Proof of stake – an unexpected catalyst for the next crypto bubble - exanimo_sai
https://4thquadrant.io/business-model2/the-catalyst-for-the-next-speculative-crypto-bubble/
======
mratsim
The article is both assuming knowledge of how blockchain work but also seems
to stem from poor comprehension of how blockchain work.

For example at no point are consensus algorithms challenge explained (protect
against attacks by having the attacker expense a rare resource).

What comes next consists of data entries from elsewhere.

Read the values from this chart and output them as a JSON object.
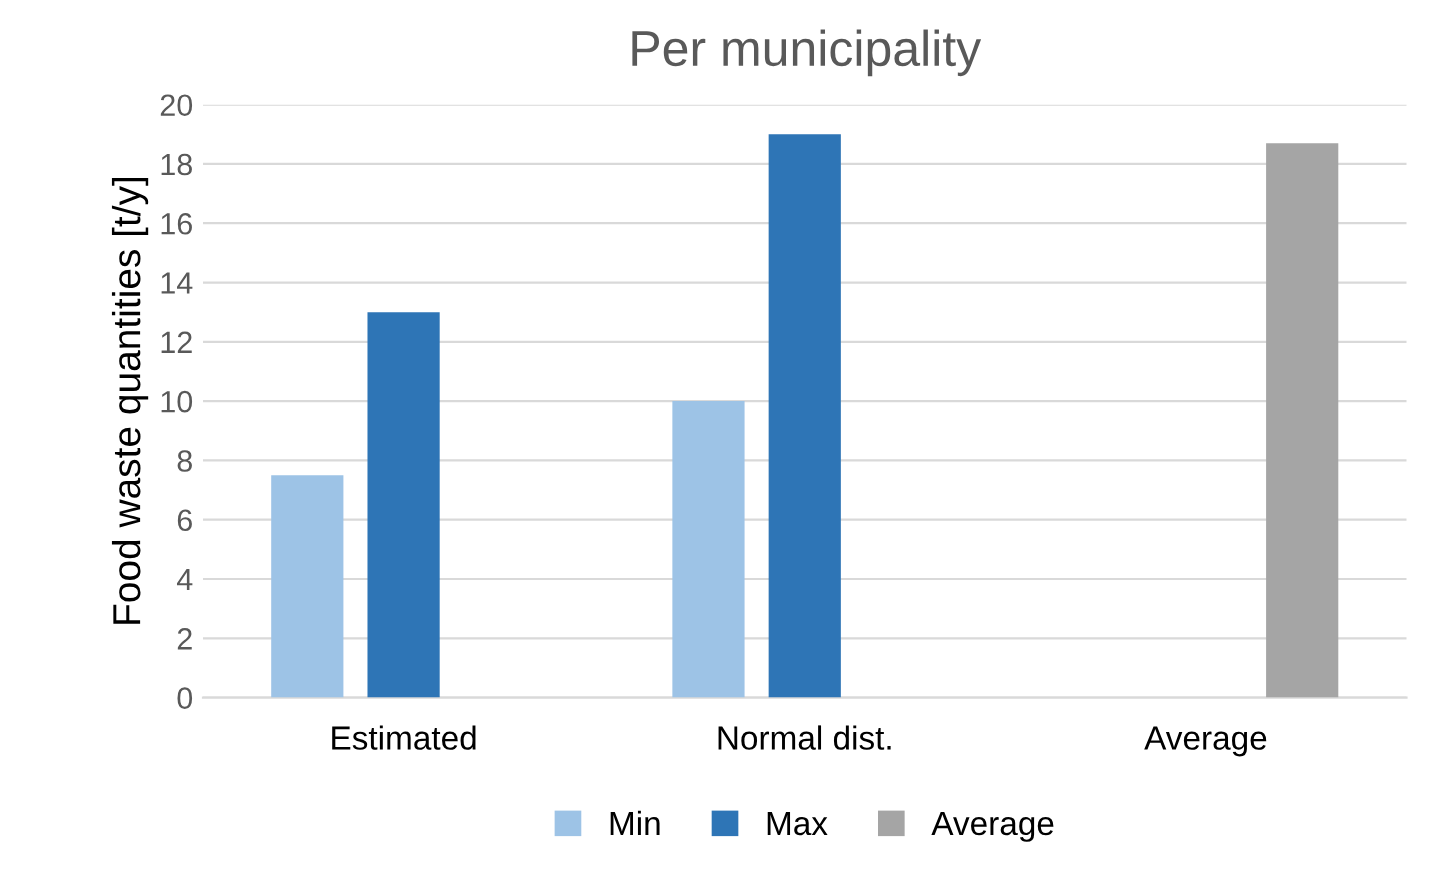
{
  "chart_data": {
    "type": "bar",
    "title": "Per municipality",
    "ylabel": "Food waste quantities [t/y]",
    "categories": [
      "Estimated",
      "Normal dist.",
      "Average"
    ],
    "series": [
      {
        "name": "Min",
        "color": "#9dc3e6",
        "values": [
          7.5,
          10,
          null
        ]
      },
      {
        "name": "Max",
        "color": "#2e75b6",
        "values": [
          13,
          19,
          null
        ]
      },
      {
        "name": "Average",
        "color": "#a5a5a5",
        "values": [
          null,
          null,
          18.7
        ]
      }
    ],
    "ylim": [
      0,
      20
    ],
    "yticks": [
      0,
      2,
      4,
      6,
      8,
      10,
      12,
      14,
      16,
      18,
      20
    ],
    "grid": "y",
    "legend": "bottom"
  }
}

Furthermore, Proof-of-Work is associated with potential gain (if you don't do
PoW due to no network for example you gain nothing i.e. opportunity loss)
while Proof-of-Stake is associated with potential losses (if you do nothing,
your stake is slashed, i.e. you actually lose something). This is contrary to

    
    
        Yields on a Proof-of-Stake network represents a passive income avenue for a spectrum of individual/retail investors all the way to institutional players. This differs from the Proof-of-Work mechanism, most popularly represented by Bitcoin, which consumes electricity (mining) to secure the ledger. [...] a chicken and egg problem perhaps sped along by the more consistent rewards associated with Proof-of-Stake.
    

i.e. You lock your stake to secure the ledger (can't use it to earn on higher
yield/risk products), it's also for security first and not for earning and
lastly, the rewards are not that consistent either as you can lose your stake
while in PoW you may lose electricity but you don't lose your investment in
mining equipment

------
carterklein13
> providing yields for no inherent value due to lack of use case, appears more
> like a Ponzi scheme than investment in a nascent technology.

I think people are trying to assign a narrative to DeFi and its use cases,
when buy and large it's nothing more than a new financial instrument. Calling
it a Ponzi scheme or trying to attribute its longterm benefits are both, in my
opinion, meaningless because for the time being there is a purpose (being a
financial instrument) that it's serving.